The Contemporáneos always expressed great appreciation for La Nouvelle Revue Française and its coterie of writers. They were also greatly attentive to the evolution of surrealism, and members of the group, while in Europe, made contact with leaders of the movement, including André Breton, author of the Surrealist Manifesto. The most important literary models and precursors of the Contemporáneos were: Guillaume Apollinaire, Jean Cocteau, André Gide, Marcel Proust, T. S. Eliot and Juan Ramón Jiménez; with Gide and Proust being paramount.

==Critical assessment==
The Contemporáneos produced work which was characterized by the extensive, sometimes essentializing, use of metaphor, and complex imagery, which served to express experimental disjointments in narrative time and space meant to convey or reinforce particular philosophical or scientific concepts or concerns. At times, the Contemporáneos were accused of literary effetism and elitism, especially when compared to groups more politically vocal and nationalist, such as the estridentistas, and of giving excessive preference to the airy and philosophical over the robust, the manly, and the mundane.

==Bibliography==
- (Spanish) Abreu Gómez, Ermilo. Contemporáneos, Las revistas de México, Mexico: Instituto Nacional de Bellas Artes, 1963.

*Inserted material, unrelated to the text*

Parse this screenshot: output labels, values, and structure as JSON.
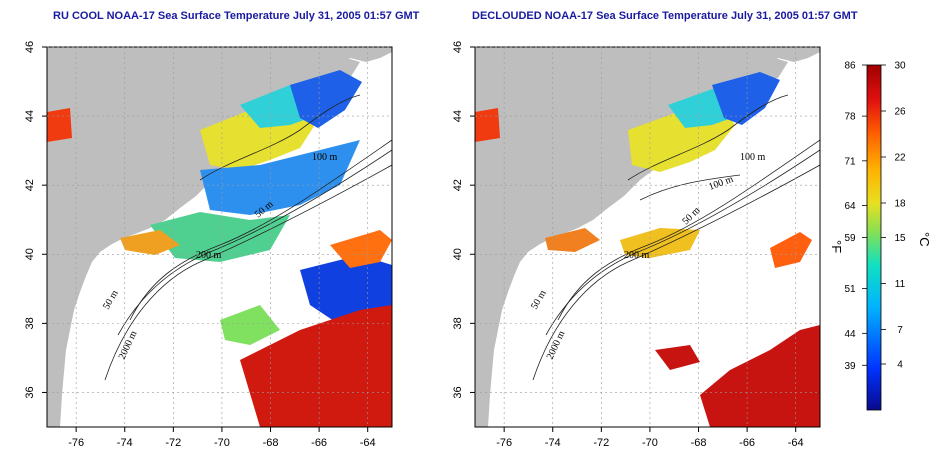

- (Spanish) Alboukrek, Arrón. Diccionario de Escritores Hispanoamericanos, Mexico: Ediciones Larousse, 1991.
- (English) Cortés, Eladio. Dictionary of Mexican Literature, Westport, CT: Greenwood Press, 1992.
- (English) Oropesa, Salvador. The Contemporáneos Group: rewriting Mexico in the 1930s and 1940s, Austin: University of Texas Press, 2003.
- (Spanish) Sheridan, Guillermo. Los Contemporáneos ayer, México: Fondo de Cultura Económica, 2003.
- (Spanish) Madrigal Hernández, Érika. Tamayo y los Contemporáneos: El discurso de lo clásico y lo universal. Anales del Instituto de Investigationes Estéticas, México, Universidad Nacional Autónoma de México-Instituto de Investigationes Estéticas, vol. XXX, núm. 92, primavera de 2008, pp. 155–189.
- (Spanish) Hadatty Mora, Yanna. La ciudad paroxista. Prosa mexicana de vanguardia (1921–1932), México: UNAM, 2009.